Representations and Warranties of Contractor: Contractor represents and warrants to company that the following statements are true and correct:

(a) Follow and cause all personnel to follow all protocols established by Company.

(b) Comply with all applicable laws and regulations in connection with this Agreement performed by Contractor.

(c) Maintain all books and records relating to this Agreement performed by Contractor and pay all undisputed obligations of the business related in a timely and reasonable manner.

(d) Electronic content created by Contractor for the Company is the exclusive ownership of the Company.

(e) Provide notice to Company upon the occurrence of any event which may have a material adverse effect contractor`s ability to fulfil its obligations under this agreement, including any:

(I). Event that may affect contractor`s ability to perform its obligations under this agreement.

(II). Failure or inability of contractor to comply with the terms of this agreement.


Disclaimer: company disclaims any liability of the Representations and warranties by contractor.

Non-compete: During the Term of this Agreement and for a period of 1 years after the termination of this Agreement, Contractors agrees to the following non-compete terms:

(a). Contractor shall not engage in any consulting, or other activity involving soliciting, promoting, marketing, and selling similar products and services that competes with the business, proposed business or business interests of Company, and Contractor will not assist any other person or entity in doing so. Contractors in violation of any non-compete regulations are subject to termination, litigation, and fines.

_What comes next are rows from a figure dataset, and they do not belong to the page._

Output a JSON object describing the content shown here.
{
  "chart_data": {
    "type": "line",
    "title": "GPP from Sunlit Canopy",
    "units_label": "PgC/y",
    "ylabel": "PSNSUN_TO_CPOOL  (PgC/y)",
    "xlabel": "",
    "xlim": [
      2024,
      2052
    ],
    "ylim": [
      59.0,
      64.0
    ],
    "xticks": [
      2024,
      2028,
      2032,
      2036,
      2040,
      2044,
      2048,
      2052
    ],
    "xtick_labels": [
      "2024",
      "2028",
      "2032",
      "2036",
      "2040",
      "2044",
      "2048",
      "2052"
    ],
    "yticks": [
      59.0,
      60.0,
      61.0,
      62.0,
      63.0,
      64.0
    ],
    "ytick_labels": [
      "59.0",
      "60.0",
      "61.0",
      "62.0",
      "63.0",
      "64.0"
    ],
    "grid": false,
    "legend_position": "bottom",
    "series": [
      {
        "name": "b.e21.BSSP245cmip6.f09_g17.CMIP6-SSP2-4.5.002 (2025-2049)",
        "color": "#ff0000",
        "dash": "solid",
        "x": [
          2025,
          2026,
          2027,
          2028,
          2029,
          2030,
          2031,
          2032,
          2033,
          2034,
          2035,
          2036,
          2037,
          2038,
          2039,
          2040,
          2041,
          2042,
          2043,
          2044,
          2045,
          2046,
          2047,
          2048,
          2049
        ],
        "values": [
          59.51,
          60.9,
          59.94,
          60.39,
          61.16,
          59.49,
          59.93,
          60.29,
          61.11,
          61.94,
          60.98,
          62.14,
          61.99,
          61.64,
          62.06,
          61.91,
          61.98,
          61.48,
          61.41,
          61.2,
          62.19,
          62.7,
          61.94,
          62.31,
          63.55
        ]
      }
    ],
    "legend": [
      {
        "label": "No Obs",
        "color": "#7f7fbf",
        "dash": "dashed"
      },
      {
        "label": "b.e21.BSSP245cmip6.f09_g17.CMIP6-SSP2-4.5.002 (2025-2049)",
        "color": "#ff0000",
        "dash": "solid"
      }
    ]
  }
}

(b). Contractor will not solicit any of company`s customers or prospective customers. Contractors may not exchange phone numbers with clients or prospective clients. Contractors shall not maintain a personal relationship of any nature with a client after a business transaction has been completed. Contractors in violation of any non-compete regulations are subject to termination, litigation, and fines.

(c). Contractor shall not engage in any consulting, persuading, convincing or talking to other contractors from leaving the company or any similar situation that competes with the business, proposed business or business interests of Company, and Contractor will not assist any other person or entity in doing so. Contractors in violation of any non-compete regulations are subject to termination, litigation, and fines.

General Provisions

(a). Sever-ability: If any provision of this Agreement is or becomes invalid under any provision of federal, state, or local law, such invalidity shall not affect the validity and enforce ability of any other provision hereof.

(b). Integration and Amendments: This Agreement sets forth the entire understanding of the Parties with respect to the subject matter hereof, and no amendment, change or modification shall be effective unless in writing and signed by both Parties hereto.

Applicable Law: This is made under and shall be governed by and construed in accordance with the laws of the State of Arizona. The venue for any action to interpret or enforce this Agreement shall be in the state of Arizona.

Attorneys` Fees: In the event of any litigation or arbitration proceeding between the parties hereto concerning the subject matter of this agreement, the prevailing party in such litigation or proceeding shall be awarded, in addition to the amount of any judgement or other award entered therein, the costs and expenses, including reasonable attorneys` fees, incurred by the prevailing party in the litigation or proceeding.

All contracts must be electronically signed and approved prior to the effective date. If a contract is not approved prior to the effective date, HustleTime Fitness LLC may deny or provoke your rights as a contractor.

HustleTime Fitness LLC has the right to provoke, deny or hold any contracts that are non-compliant or for any other reasons.


HustleTime Fitness LLC is an equal opportunity employer and does not engage in discrimination based on race, color, religion, sex, national origin, disability, marital status, veteran status or any or characteristics protected by law.